Désiré Collen was Director of the Center for Molecular and Vascular Biology at the Faculty of Medicine of the KU Leuven from 1994 to 2008, Division Head of the Protein Research Division of Leuven Research and Development vzw of the KU Leuven from 1976 to 1998 and Director of the Department for Transgene Technology and Gene Therapy of the Vlaams Instituut voor Biotechnologie (VIB) from 1994 to 2008.^[1]

D. Collen Research Foundation

On 2 July 1988 the D. Collen Research Foundation was constituted by Désiré Collen, Roger Dillemans Roger Dillemans, Rector of the KU Leuven, Karel Tavernier, General Manager of the KU Leuven, Jacques Vander Eecken, Chairman of Leuven Research and Development and Lawrence Fouraker, former Dean of the Harvard Business School representing the Harvard Medical School.^[1] The mission of the Foundation was to canalize the major part of the income from the rt-PA royalties towards "the execution, promotion and support of scientific research in general, and biomedical and biotechnological research in particular, by making available research grants, research positions, travel bursaries, by organizing scientific congresses and symposia, providing financial support for publications and all related activities that support the advancement of science." With the support of the Foundation, over 100 young researchers were able to obtain further specialisation abroad; numerous congresses and symposia and two academic chairs were sponsored, the 9th floor of the research building on the Gasthuisberg Research Campus and a guesthouse on the Groot Begijnhof campus were built with financial support of the Foundation. These buildings housed for many years the Center for Thrombosis and Vascular Research and the VIB Department for Transgene Technology and Gene Therapy and their postdoctoral researchers, respectively.^[1]

In 2007 the D. Collen Research Foundation was renamed to Life Sciences Research Partners vzw. It continued the activities of the D. Collen Research Foundation, but also started to invest in life science companies, such as Celyad, Ogeda, Amakem, Bone Therapeutics and others.

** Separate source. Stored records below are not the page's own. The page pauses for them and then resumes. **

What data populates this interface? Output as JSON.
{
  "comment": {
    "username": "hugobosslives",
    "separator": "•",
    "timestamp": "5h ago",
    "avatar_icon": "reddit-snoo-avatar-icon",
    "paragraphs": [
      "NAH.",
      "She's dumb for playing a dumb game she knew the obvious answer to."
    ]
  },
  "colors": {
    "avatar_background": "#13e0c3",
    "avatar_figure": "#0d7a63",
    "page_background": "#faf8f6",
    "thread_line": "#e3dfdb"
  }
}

Thromb-X and ThromboGenics

In 1991, Désiré Collen spun out Thromb-X nv from the KU Leuven with an initial mission to develop staphylokinase as an equally effective but less expensive successor of rt-PA. With the foundation of ThromboGenics Ltd in Ireland in 1998, the Company expanded its R&D scope to include various cardiovascular, oncology and ophthalmology programs in-licensed from the KU Leuven and the Vlaams Instituut voor Biotechnologie (Flemish Institute for Biotechnologie – VIB). Collen was CEO and chairman of ThromboGenics from 1998 to 2008. In 2008 Patrick De Haes succeeded him as CEO.

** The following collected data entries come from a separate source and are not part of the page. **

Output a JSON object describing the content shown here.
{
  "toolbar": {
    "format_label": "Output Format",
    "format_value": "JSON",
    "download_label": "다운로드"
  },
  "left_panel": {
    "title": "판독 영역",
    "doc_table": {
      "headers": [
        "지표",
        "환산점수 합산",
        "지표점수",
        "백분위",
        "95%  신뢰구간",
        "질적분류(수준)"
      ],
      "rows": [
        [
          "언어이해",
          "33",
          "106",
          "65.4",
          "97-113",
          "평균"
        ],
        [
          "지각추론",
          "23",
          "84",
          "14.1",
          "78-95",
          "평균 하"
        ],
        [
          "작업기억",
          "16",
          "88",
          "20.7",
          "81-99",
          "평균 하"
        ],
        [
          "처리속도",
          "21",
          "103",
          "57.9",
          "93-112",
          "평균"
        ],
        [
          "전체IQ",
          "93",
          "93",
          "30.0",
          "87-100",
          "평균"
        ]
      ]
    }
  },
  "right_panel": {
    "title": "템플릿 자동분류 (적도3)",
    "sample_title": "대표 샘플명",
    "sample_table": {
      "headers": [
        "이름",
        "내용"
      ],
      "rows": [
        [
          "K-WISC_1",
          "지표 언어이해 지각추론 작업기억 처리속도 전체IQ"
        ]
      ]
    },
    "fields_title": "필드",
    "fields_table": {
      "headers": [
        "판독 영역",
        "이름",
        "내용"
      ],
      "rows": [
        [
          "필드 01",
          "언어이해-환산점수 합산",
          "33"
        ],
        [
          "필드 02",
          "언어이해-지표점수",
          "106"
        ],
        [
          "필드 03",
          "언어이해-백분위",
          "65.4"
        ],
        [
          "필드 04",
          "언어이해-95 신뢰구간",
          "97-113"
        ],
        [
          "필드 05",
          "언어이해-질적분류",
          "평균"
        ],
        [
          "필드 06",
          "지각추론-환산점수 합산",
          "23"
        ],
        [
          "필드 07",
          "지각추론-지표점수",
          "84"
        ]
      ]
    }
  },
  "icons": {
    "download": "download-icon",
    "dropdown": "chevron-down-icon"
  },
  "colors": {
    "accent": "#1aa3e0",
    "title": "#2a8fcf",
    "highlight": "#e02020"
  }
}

Following a successful IPO in 2006 on the basis of the expanded R&D portfolio, the company nevertheless narrowed its scope to the clinical development of ocriplasmin, a truncated form of plasmin for ophthalmology indications, culminating in the completion of a pivotal phase III program in 2010.^[61][62] Following FDA approval, ThromboGenics launched ocriplasmin, marketed as Jetrea®, in the US on 14 January 2013 for the treatment of symptomatic vitreomacular adhesion (VMA).^[63] Three months later, the European Commission approved ocriplasmin,^[64] a decision that paved the way for Alcon to launch the product under licence of ThromboGenics. Disappointed by the, in his opinion, inadequate strategic and commercial governance of the company, Collen stepped down as chairman and member of the board in December 2013.^[65]

Fund⁺

In May 2015 Désiré Collen, through the private foundation Désiré Collen Stichting and the non-profit organisation Life Sciences Research Partners, founded Fund⁺ of which he was chairman until 2019 and is the honorary chairman since 2019. Fund⁺ will invest in innovative life sciences companies seeking series A or B financing and with a Proof of Concept in therapeutics, diagnostics or medical devices.^[11] Fund⁺ aims at realizing an attractive financial return for its investors, as well as a societal return. Fund⁺ wants to contribute in a sustainable way to the improvement of the eco system for biotech companies. Therefore, its major geographical focus will be Belgium. Fund⁺ had raised over 200 Million euro of financing commitments. The intended investment size per company will be between 5 and 15 million euro spread over different milestones.